Peruvian legislation forbids and punishes the removal, transportation, commercialization and export of wild flora or fauna species, live or dead, without the corresponding authorization.
Peruvian laws forbid and punish the commercialization and export of genuine objects belonging to national cultural heritage (ceramic, textile, metal and other archeological, historical or artistic objects). Nevertheless it is possible to obtain replicas with a certification by the Ministry of Culture.
Peru is committed to contribute to the rights and happiness of our greatest patrimony: our children. For that reason, people seeking child sex or engaging in the sexual exploitation of our children and teenagers are punishable with prison (Law 28.251).
Protected Natural Areas (ANP)
It is important to obtain information about the requirements to visit a Protected Natural Area (ANP), the activities that can be carried out and the restricted zones inside the area.

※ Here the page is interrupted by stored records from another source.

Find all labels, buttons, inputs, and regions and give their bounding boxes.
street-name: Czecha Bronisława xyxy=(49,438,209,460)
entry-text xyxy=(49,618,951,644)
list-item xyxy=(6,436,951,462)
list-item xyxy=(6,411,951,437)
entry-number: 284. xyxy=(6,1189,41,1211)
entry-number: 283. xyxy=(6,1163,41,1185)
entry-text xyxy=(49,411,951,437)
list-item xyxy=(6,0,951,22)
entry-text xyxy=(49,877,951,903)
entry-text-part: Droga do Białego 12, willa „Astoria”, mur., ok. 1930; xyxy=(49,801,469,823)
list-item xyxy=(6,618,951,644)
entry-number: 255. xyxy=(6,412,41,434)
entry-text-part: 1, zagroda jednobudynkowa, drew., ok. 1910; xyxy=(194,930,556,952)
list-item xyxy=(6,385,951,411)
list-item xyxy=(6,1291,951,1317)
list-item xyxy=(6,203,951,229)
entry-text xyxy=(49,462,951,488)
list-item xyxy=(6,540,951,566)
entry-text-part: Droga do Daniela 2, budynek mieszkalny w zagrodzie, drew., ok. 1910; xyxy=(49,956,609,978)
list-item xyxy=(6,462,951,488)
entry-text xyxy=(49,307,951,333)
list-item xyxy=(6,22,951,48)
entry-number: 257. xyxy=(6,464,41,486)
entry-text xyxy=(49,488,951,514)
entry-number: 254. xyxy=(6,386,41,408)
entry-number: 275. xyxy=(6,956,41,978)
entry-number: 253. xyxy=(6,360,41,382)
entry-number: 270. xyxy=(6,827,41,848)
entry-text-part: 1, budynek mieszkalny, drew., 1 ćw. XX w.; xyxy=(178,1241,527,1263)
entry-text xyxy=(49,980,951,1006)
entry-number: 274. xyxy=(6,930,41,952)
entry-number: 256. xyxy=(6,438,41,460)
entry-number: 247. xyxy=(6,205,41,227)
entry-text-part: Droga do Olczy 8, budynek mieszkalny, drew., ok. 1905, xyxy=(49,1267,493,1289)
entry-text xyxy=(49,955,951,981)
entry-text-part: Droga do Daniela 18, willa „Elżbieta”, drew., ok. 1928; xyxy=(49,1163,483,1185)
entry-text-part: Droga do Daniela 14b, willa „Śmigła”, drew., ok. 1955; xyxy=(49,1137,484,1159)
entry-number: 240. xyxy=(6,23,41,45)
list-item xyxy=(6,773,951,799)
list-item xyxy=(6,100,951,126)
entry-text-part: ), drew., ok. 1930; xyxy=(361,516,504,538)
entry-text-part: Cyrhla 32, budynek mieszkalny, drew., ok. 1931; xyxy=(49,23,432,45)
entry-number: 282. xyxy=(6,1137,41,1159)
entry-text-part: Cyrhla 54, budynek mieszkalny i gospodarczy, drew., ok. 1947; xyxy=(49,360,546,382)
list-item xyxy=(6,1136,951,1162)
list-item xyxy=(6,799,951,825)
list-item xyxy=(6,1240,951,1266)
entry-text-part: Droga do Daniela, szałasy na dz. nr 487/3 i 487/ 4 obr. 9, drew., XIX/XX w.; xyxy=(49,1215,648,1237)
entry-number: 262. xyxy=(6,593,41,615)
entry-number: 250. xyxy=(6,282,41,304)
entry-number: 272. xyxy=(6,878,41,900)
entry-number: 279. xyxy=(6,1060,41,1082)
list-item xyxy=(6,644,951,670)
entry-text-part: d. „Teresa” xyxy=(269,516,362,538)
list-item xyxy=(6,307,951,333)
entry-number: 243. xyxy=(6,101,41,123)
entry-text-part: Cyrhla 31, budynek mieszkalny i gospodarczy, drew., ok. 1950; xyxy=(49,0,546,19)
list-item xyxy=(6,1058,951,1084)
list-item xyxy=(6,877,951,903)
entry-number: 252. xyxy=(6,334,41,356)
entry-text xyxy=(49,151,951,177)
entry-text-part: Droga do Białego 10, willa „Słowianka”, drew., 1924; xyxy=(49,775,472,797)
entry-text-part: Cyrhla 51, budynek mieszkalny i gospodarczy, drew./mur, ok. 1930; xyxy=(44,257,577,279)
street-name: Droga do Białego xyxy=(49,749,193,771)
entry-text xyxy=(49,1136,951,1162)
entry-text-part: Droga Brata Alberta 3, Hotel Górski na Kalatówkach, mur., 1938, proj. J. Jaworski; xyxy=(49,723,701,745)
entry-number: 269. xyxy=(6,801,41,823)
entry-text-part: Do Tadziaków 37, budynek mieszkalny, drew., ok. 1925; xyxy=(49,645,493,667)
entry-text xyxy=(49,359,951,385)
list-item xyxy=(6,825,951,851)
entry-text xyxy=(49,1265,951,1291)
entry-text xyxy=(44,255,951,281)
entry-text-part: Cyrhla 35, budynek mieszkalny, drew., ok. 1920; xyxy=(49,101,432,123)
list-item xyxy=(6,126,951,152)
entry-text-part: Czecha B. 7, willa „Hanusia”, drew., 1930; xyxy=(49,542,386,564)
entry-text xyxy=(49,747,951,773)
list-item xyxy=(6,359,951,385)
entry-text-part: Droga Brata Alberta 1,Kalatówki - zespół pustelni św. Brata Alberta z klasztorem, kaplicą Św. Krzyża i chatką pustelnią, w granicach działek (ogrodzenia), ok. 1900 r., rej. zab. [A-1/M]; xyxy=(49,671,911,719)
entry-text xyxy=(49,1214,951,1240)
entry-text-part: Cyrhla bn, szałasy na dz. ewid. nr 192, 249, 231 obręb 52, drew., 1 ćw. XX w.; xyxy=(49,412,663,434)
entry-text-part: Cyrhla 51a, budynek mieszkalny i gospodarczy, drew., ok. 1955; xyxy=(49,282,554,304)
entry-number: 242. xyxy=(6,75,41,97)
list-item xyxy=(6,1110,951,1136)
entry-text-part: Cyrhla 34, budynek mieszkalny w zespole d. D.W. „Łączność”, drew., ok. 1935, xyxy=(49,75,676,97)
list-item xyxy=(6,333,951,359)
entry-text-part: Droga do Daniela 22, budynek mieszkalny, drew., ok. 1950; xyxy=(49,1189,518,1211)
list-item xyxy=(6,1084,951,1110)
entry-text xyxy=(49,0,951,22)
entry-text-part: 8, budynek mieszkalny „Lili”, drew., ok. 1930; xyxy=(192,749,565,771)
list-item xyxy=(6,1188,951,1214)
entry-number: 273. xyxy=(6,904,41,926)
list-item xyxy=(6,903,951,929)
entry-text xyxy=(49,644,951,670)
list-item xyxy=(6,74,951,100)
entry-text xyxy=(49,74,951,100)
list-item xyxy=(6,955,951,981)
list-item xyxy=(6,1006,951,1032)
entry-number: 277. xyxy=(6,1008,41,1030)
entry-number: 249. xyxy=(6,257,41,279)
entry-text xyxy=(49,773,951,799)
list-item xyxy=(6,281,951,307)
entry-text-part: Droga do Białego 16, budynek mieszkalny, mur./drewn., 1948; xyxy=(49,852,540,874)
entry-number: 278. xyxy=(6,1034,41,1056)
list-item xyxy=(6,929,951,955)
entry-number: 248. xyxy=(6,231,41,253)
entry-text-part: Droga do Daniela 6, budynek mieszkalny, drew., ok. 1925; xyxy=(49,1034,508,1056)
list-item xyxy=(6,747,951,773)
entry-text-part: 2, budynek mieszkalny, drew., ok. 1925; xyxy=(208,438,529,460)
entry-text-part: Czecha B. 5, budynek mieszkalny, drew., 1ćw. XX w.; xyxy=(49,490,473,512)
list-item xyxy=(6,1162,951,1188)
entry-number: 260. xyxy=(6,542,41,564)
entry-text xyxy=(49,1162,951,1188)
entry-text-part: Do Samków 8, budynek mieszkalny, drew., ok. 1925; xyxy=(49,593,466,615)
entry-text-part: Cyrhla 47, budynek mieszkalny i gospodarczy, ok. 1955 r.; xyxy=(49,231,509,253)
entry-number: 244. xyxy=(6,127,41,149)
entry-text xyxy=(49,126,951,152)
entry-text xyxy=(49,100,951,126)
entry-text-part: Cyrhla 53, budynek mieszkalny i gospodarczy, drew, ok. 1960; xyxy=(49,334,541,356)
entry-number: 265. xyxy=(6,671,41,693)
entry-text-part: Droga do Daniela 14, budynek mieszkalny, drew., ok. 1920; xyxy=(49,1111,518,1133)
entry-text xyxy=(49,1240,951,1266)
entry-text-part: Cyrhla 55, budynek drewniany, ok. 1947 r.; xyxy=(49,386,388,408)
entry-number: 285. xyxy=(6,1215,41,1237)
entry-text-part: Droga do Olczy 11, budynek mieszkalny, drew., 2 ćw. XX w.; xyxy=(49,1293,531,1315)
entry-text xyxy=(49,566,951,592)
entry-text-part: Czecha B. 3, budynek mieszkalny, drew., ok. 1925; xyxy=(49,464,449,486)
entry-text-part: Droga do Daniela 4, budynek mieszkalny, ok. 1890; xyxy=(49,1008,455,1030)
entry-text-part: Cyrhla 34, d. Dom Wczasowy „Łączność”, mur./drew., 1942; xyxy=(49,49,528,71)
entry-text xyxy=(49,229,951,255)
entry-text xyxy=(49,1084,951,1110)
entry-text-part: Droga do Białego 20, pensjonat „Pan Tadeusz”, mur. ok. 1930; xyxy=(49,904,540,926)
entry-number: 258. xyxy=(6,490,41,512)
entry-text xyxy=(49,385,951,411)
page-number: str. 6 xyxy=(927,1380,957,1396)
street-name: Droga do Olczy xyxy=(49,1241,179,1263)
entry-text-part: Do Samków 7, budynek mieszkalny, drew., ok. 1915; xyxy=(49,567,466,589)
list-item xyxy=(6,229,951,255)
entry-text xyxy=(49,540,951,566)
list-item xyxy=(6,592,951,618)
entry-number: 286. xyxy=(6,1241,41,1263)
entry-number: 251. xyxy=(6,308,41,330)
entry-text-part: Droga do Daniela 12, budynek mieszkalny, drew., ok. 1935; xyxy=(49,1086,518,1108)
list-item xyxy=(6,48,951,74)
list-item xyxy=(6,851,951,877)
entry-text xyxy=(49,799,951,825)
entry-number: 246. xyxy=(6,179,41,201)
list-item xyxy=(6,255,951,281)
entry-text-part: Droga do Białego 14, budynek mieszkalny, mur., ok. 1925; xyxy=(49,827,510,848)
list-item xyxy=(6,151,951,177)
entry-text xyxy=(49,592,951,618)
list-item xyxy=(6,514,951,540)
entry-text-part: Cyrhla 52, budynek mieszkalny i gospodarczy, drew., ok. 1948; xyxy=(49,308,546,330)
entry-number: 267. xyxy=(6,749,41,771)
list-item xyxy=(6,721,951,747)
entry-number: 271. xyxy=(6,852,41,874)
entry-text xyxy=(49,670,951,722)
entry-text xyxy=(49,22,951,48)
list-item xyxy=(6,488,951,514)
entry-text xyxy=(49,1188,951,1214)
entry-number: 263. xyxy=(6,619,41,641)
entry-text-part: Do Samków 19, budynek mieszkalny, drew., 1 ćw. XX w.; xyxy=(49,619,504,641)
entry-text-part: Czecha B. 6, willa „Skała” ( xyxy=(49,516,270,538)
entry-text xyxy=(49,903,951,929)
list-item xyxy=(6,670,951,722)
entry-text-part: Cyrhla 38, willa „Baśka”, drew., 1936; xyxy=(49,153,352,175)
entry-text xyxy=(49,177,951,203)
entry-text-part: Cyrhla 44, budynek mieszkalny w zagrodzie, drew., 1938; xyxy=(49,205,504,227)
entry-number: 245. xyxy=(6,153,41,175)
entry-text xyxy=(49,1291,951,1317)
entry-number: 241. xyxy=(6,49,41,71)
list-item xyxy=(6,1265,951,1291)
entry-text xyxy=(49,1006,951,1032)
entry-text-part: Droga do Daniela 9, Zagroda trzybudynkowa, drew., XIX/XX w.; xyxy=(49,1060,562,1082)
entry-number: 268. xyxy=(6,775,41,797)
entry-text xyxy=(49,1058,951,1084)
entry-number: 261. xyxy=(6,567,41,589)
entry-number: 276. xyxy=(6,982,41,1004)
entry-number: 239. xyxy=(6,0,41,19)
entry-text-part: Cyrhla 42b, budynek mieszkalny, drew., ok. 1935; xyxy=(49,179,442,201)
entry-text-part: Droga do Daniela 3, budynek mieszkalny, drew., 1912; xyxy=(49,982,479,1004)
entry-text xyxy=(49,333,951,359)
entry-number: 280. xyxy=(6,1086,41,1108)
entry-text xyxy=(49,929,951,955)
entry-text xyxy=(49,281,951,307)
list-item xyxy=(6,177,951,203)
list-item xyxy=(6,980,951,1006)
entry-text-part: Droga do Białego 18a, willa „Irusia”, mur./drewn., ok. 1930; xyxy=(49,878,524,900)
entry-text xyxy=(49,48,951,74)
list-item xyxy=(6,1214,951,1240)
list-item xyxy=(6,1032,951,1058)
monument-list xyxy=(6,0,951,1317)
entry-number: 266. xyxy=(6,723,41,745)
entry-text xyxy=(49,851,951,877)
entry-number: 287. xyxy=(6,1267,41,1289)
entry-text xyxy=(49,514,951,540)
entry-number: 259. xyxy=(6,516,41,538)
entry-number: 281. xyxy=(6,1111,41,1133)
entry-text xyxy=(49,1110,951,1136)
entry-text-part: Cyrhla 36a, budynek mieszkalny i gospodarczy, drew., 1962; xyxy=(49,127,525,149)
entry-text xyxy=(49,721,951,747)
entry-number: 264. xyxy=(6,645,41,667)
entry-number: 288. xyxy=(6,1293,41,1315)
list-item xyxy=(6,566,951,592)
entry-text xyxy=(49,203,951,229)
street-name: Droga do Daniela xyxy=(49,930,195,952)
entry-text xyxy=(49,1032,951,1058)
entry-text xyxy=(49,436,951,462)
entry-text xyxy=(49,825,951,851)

For more information visit www.sernanp.gob.pe
Hire services from companies specialized in the activities you wish to participate in and make sure they provide the necessary safety equipment
For hikes around rural areas, it is advisable to ask locals about the characteristics and challenges of the trails and to obtain permission before hiking across private property.
All archeological sites are managed by agencies reporting to the Ministry of Culture. It is advisable to find information about authorized activities for visitors in those areas.
Use of rubber or hiking footwear is encouraged in order to minimize the impact of your visit on the environment and contribute to its preservation.